Initialement, cet article devait intégrer un recueil plus large regroupant douze essais. Ce projet, intitulé Métapsychologie, n’inclura finalement que cinq textes. Le terme métapsychologie associe les notions de méta (au-delà, caché) et de psychologie, renvoyant à une exploration des dimensions latentes du psychisme. La psychanalyse est associée à l’idée d’une découverte, celle qu’il est possible de comprendre la signification cachée d’un rêve, d’un acte manqué ou d’un symptôme psychique. Cette découverte majeure s’appuie sue l’hypothèse d’un inconscient.
Or cette hypothèse se heurte à certaines difficultés théoriques :
- 1. La thèse selon laquelle une représentation liée à une pulsion refoulée continue d’agir alors même qu’elle est inconsciente ⇒ Freud affirme que des processus psychiques échappent et travaillent à l’insu et au sein même du sujet conscient. Il existe bien une causalité psychique inconsciente.
- 2. L’inconscient n’est pas connaissable directement, il ne peut être attesté dans aucune observation empirique. C’est le principal reproche fait à la psychanalyse : comment revendiquer une légitimité scientifique et construire une hypothèse uniquement sur une inférence ?
Freud considère trois aspects complémentaires du processus psychique inconscient : dynamique , topique et économique.
- – Dynamique : explore les conflits entre les différentes instances psychiques.
- – Topique : identifie trois systèmes — le conscient (Cs), le préconscient (Pcs) et l’inconscient (Ics) — avec leurs règles spécifiques.
- – Économique : examine la circulation et la transformation de l’énergie psychique.
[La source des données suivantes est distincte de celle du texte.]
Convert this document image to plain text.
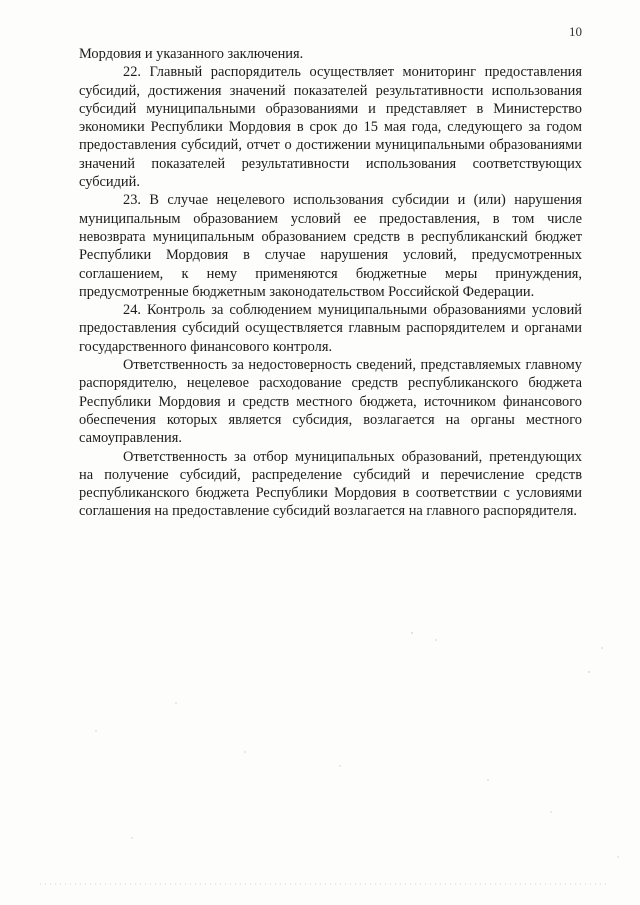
10

Мордовия и указанного заключения.

22. Главный распорядитель осуществляет мониторинг предоставления субсидий, достижения значений показателей результативности использования субсидий муниципальными образованиями и представляет в Министерство экономики Республики Мордовия в срок до 15 мая года, следующего за годом предоставления субсидий, отчет о достижении муниципальными образованиями значений показателей результативности использования соответствующих субсидий.

23. В случае нецелевого использования субсидии и (или) нарушения муниципальным образованием условий ее предоставления, в том числе невозврата муниципальным образованием средств в республиканский бюджет Республики Мордовия в случае нарушения условий, предусмотренных соглашением, к нему применяются бюджетные меры принуждения, предусмотренные бюджетным законодательством Российской Федерации.

24. Контроль за соблюдением муниципальными образованиями условий предоставления субсидий осуществляется главным распорядителем и органами государственного финансового контроля.

Ответственность за недостоверность сведений, представляемых главному распорядителю, нецелевое расходование средств республиканского бюджета Республики Мордовия и средств местного бюджета, источником финансового обеспечения которых является субсидия, возлагается на органы местного самоуправления.

Ответственность за отбор муниципальных образований, претендующих на получение субсидий, распределение субсидий и перечисление средств республиканского бюджета Республики Мордовия в соответствии с условиями соглашения на предоставление субсидий возлагается на главного распорядителя.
Ces topiques sont des lieux, des systèmes qui ont des propriétés et des règles de fonctionnement spécifiques : le conscient, le préconscient et l’inconscient.
- – Le conscient c’est le centre de la réflexion et que sous tend un caractère volontaire de contrôle.
- – Le préconscient est composé de représentations qui sont soit accessibles à la conscience soit possiblement refoulées dans l’inconscient.
- – L’inconscient ignore la négation et le doute, la dimension du temps ; il est régit par le principe de plaisir, la conscience morale est inexistante et ne s’oppose donc pas à nos représentations de désirs.
À partir de cette cartographie, Freud établit les relations dynamiques qui existent entre chacun des systèmes et notamment de quelle façon ils entrent en conflit entre eux. Enfin Freud offre un point de vue économique qui nous permet de comprendre comment l’énergie des pulsions inconscientes se transforment, se déplacent et se réorganisent.
La justification de l’inconscient
L’objectif du processus de refoulement n’est pas de supprimer une représentation mais de la mettre à l’écart de la conscience. Et ce n’est pas parce que cette représentation est inconsciente qu’elle ne peut plus agir. Au contraire, elle peut même encore depuis l’inconscient atteindre la conscience.
Freud commence par quelques paragraphes pour affirmer la légitimité de la psychanalyse à « émettre l’hypothèse d’un psychique inconscient et à travailler scientifiquement avec elle » (p.46). L’hypothèse de l’inconscient est nécessaire et légitime.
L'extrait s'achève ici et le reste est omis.